Session Information
23 SES 14 B JS, From Welfarism to Neo-Liberalism. Conceptualising The Diversity of Leadership Models in Europe.
Symposium Joint Session NW 23 with NW 26
Contribution
What is in common to Mediterranean Welfare systems is the deep centralisation of the State and its apparatuses, well rooted in the Napoleonic tradition of the Administrative State. In particular, the French bureaucratic elite is seen as a compact embodiment of the public interest and of the laity of the State and that has implied a model also for the head teachers. A relevant diversity with the other southern European States is, then, represented by the French historical continuity of the National State and identity and the well-rooted democratic values. The Italian and even more recently the Spanish, the Portuguese and Greek States, in fact, witness immature formation of their national identity and democracy, having been subjected to fascist dictatorship. These States, modelled under straight rules of centralisation, have tried to grasp with the loyalty of bureaucracy and of professionals such heads. Also the educational systems are strongly centralized – with a sort of troubled exception for Catalonia in Spain – and heads’ roles are designed as ratchets in a hierarchical chain with the Ministries at the top. Only recently, – and in Spain, Portugal and Greece after democratic revolutions – these systems have become to change in favour of a softer decentralisation for the autonomy of the schools. Furthermore such trajectories have been, more or less, slightly touched since twenty years at least by NPM winds of fashion and neo-liberist or Third-way like pressures with centre-right governments.
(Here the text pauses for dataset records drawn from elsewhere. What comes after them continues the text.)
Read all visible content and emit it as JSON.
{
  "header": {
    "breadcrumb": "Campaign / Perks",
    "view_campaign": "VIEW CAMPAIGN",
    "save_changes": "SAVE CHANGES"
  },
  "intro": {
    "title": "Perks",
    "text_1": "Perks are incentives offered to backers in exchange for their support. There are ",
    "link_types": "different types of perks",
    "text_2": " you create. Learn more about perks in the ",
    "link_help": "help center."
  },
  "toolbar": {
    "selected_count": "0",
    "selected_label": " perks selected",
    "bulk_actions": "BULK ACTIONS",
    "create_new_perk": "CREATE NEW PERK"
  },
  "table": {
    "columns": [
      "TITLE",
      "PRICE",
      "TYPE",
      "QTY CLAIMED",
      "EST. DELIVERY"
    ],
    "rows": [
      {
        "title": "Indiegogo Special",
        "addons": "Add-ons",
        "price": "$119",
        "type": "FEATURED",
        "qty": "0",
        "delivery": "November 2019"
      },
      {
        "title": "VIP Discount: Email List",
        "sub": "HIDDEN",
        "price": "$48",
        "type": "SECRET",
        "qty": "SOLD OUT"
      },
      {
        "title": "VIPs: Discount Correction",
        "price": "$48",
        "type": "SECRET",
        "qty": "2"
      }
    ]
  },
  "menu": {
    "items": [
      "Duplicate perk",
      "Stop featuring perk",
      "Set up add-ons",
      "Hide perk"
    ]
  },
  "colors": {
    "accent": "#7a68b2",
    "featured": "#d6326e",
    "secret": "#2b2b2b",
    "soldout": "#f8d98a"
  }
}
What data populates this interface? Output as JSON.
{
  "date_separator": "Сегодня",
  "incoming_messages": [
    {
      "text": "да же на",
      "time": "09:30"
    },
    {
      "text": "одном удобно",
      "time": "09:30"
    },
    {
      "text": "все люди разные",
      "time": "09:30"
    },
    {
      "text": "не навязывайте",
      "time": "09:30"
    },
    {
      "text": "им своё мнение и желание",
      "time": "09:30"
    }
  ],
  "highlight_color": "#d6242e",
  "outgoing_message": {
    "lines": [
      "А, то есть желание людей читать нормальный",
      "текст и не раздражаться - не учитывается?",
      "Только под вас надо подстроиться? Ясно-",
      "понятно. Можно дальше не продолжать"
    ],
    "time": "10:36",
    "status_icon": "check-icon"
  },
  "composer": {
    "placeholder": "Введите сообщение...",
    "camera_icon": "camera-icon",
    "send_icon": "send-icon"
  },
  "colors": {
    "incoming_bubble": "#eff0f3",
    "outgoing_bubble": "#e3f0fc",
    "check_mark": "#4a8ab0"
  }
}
Head teachers then have been subjected to processes of re-designing and formation of their roles in a very hybrid manner: mixing weak bureaucratic traditions with apparently urgent needs of managerialisation, questioning some experienced trials of democratic participation (e.g., the election of heads in Portugal and Catalonia or the elected governance bodies in Italy) and above all weakening their educational guidance and stressing their ‘new’ accountable roles.